Much as in their battle against unsolicited spam e-mail, enterprises are having success in reducing the impact of spyware programs, but a new breed of targeted attacks combined with a constantly changing array of delivery methods has kept the malicious code on IT administrators radar.
With Internet phone specialist Vonage recently coming under attack from security researchers for its advertising practices, for which it has been accused of funding nefarious adware providers, and social networking site MySpace.com becoming the unsuspecting delivery tool of other malicious code writers, it is clear that spyware remains a real threat.

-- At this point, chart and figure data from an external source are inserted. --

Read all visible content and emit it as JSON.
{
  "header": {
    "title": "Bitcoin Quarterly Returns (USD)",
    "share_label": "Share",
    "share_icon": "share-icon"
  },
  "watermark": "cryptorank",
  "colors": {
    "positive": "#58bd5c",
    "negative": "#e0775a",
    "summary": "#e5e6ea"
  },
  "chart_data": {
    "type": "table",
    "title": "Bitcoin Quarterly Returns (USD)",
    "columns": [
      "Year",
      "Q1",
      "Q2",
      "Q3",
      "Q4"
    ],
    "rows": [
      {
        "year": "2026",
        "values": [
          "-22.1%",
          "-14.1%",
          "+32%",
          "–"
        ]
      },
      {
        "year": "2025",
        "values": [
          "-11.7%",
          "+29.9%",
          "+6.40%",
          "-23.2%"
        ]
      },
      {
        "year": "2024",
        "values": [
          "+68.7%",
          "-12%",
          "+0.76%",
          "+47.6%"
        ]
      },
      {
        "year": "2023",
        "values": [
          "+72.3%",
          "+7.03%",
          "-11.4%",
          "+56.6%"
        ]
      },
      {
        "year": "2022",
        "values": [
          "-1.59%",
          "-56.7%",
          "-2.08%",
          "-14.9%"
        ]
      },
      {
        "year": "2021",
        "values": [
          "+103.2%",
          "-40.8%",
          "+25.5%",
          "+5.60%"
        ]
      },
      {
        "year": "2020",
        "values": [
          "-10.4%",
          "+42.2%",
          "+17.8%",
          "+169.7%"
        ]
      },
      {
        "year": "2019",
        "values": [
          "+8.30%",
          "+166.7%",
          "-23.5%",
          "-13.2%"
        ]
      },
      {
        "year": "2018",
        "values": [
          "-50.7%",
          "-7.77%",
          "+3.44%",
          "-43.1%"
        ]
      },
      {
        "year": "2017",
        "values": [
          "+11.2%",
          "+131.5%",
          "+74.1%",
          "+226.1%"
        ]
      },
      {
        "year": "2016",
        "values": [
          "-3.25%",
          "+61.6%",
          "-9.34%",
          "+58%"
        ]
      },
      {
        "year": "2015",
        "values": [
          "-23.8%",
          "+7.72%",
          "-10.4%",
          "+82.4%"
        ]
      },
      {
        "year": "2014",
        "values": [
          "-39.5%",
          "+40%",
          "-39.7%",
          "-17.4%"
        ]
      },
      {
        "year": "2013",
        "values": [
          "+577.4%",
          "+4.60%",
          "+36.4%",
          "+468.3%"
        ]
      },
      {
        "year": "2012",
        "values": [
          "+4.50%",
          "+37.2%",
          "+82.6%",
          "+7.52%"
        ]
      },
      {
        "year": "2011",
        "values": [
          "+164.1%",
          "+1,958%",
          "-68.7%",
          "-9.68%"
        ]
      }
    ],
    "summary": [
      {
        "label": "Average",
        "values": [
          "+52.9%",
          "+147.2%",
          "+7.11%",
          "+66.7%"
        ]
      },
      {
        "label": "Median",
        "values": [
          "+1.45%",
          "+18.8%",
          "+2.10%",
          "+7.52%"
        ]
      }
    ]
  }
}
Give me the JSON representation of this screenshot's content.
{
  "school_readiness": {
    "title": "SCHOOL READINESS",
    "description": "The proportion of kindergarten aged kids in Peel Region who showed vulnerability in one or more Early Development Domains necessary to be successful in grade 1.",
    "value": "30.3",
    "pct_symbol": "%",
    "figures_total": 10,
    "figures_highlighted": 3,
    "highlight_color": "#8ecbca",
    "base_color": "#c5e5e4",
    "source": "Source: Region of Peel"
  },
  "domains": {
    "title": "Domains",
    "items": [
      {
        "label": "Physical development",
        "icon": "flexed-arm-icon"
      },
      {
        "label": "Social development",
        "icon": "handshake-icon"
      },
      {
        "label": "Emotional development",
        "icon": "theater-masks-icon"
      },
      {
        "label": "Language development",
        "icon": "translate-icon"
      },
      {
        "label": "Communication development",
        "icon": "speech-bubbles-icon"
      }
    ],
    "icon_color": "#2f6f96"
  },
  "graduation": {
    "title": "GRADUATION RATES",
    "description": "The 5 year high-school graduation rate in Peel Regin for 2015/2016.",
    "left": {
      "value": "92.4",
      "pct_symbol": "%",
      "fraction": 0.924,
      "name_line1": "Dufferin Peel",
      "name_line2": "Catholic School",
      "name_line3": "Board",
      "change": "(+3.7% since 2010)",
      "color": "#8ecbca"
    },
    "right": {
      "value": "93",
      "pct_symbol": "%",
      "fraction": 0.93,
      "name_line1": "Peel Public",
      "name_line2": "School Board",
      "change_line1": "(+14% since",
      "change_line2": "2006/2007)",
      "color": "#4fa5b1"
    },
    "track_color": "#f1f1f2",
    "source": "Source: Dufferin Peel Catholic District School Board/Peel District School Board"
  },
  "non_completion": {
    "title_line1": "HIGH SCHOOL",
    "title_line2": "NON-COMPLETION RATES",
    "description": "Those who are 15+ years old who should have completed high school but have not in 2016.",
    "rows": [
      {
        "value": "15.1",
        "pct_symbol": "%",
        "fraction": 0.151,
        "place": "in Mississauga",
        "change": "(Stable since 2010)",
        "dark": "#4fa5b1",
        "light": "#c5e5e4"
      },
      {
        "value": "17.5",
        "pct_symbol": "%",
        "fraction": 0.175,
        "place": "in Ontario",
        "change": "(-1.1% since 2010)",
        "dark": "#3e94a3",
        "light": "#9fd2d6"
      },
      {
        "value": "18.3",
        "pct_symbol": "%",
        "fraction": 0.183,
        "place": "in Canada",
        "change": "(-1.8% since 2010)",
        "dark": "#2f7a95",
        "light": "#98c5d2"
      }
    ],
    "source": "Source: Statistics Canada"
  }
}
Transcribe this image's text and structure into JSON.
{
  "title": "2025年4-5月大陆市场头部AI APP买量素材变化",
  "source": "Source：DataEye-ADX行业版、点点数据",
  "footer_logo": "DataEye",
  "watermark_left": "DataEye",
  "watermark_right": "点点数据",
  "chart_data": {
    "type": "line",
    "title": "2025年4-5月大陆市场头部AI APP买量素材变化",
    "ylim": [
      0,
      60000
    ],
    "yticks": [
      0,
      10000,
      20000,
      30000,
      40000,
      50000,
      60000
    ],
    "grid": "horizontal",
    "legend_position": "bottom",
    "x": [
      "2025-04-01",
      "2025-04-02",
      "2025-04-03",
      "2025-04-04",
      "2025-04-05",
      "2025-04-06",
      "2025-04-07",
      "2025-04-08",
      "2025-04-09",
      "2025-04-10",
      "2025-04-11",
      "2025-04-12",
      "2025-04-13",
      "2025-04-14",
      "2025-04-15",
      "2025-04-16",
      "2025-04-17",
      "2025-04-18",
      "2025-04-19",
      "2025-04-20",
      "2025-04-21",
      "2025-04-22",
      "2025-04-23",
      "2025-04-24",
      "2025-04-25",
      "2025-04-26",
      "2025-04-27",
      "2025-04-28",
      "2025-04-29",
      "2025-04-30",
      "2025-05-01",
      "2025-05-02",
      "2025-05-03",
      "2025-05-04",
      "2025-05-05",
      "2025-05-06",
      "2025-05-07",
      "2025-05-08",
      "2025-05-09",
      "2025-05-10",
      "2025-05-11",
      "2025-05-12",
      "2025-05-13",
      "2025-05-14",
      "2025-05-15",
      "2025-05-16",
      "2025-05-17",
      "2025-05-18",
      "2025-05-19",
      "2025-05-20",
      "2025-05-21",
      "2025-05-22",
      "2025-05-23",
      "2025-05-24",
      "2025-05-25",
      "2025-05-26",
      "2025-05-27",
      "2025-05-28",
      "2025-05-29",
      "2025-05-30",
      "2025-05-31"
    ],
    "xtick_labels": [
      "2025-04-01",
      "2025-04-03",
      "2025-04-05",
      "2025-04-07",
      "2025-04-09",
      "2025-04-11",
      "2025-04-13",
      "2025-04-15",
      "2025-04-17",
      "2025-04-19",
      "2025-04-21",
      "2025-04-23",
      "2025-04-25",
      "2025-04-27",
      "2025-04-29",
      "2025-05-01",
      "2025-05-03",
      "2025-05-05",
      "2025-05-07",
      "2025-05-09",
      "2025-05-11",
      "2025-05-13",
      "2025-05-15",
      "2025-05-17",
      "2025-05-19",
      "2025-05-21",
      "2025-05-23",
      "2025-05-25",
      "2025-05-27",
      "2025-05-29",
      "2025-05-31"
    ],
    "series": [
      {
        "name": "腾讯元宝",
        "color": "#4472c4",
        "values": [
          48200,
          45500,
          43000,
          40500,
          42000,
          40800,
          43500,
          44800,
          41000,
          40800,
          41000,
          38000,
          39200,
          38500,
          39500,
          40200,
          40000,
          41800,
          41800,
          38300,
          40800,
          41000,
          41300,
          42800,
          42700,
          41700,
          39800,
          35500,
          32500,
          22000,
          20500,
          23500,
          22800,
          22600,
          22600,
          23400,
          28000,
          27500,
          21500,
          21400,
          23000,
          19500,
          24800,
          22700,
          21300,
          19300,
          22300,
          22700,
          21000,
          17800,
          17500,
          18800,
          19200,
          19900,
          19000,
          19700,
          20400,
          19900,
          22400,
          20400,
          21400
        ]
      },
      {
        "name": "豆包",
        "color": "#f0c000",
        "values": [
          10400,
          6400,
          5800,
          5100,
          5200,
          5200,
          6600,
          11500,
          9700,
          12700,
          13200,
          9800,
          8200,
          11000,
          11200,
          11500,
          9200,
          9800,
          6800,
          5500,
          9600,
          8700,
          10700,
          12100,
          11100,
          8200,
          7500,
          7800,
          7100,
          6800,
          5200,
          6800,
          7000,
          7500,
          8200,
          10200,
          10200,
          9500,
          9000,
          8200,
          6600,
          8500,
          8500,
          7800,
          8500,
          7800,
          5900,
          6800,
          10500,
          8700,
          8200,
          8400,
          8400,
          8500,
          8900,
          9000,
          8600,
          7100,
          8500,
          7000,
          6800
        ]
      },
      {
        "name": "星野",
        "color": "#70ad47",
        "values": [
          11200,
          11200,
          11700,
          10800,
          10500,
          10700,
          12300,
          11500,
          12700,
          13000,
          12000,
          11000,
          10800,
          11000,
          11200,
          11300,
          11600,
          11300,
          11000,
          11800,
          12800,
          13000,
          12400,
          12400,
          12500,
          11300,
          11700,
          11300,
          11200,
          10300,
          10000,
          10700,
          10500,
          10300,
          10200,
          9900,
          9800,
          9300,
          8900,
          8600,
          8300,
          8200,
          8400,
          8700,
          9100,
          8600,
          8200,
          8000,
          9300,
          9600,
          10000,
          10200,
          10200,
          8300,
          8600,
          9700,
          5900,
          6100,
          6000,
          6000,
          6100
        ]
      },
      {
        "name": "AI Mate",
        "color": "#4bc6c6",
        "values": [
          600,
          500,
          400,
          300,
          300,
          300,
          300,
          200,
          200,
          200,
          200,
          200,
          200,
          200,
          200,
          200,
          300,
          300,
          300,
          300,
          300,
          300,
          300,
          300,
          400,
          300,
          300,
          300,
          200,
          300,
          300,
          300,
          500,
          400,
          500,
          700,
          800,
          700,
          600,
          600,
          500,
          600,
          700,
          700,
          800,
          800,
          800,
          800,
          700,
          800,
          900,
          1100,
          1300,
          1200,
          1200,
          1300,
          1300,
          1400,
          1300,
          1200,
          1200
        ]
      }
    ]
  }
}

However, industry experts concede that most large businesses have become sufficiently mature in their efforts at blocking out mainstream spyware attacks.
The challenge for enterprises moving forward, analysts say, will be in warding off spyware attacks crafted by organized criminals that are specifically aimed at their companies, or smaller groups of businesses, and pulling together disparate security technologies to help fight so-called blended threats that use spyware along with other malicious programs to help find new ways onto corporate networks.
Ben Edelman, a well-recognized spyware researcher and consultant based in Cambridge, Mass., said there is debate over whether the volume of spyware programs has been reduced, but he considers those statistics unimportant in the face of more-targeted attacks motivated strictly by hackers ability to generate income.
Another emerging spyware delivery method has arrived in the form of freely distributed Web browser applications that serve primarily to direct end users to sites that harbor spyware, such as the so-called Safety Browser attack unearthed by researchers in May.
"In general there have been small downturns in the number of spyware attacks, but the numbers were also preposterously high as it became such a popular area over the last few years," Edelman said.
"The interesting development of late has been [malware writers] shifting their primary focus to new ways of delivery; the rise of anti-spyware programs and Microsofts distribution of security updates has improved the landscape somewhat, but you also have people finding sound business models for making money off spyware, and they wont stop until the money goes away."
Whereas the spyware programs of days past were largely scatter-shot attacks meant to draw in anyone gullible enough to download their code or visit the Web sites they were hidden on, Edelman said that increasingly organized groups of malware writers are shifting their attentions toward ripping off specific firms, and their customers.
Along with well-known attempts to dupe users of popular sites such as eBay and Google, researchers claim they have come across programs that were aimed at customers of small regional banks and other lesser known businesses.
Real-world examples of such attacks remain hard to come by, as businesses dont often advertise the fact that theyve been attacked, but the problem is indeed growing, said John Pescatore, analyst with Stamford, Conn.-based Gartner.
"The people writing the more targeted code want to install something within a certain company to gather a specific type of information that they can use to make money, from account information to intellectual property," Pescatore said.
"They dont care if they get on a million PCs, they know its potentially better to focus their efforts on one company at a time and push for real results that make them money."
The analyst said that enterprises will also increasingly face blended attacks, such as threats that use spyware to deliver Trojan Horse viruses that mine databases for valuable information.
When combined with efforts to single-out specific businesses, such attacks could become even more dangerous as they are designed with the goal of finding new ways to slip through the cracks of popular anti-virus applications.
To that end, Gartner is telling its clients to move away from stand-alone anti-spyware technologies in favor of tools that are tightly integrated with antivirus and other network security technologies.
If businesses become too convinced that they have become effective at stopping spyware with existing tools, they could become vulnerable to future attacks, Pescatore said.
"The majority of larger enterprises think they have spyware down to a dull roar, as with spam, and theyve bought solutions and are using network prevention tools that have effectively stopped a lot of todays threats," he said.
"But half of these companies are using point products, and it remains to be seen if that can protect them from hybrid attacks; thats why were advocating integrated security applications."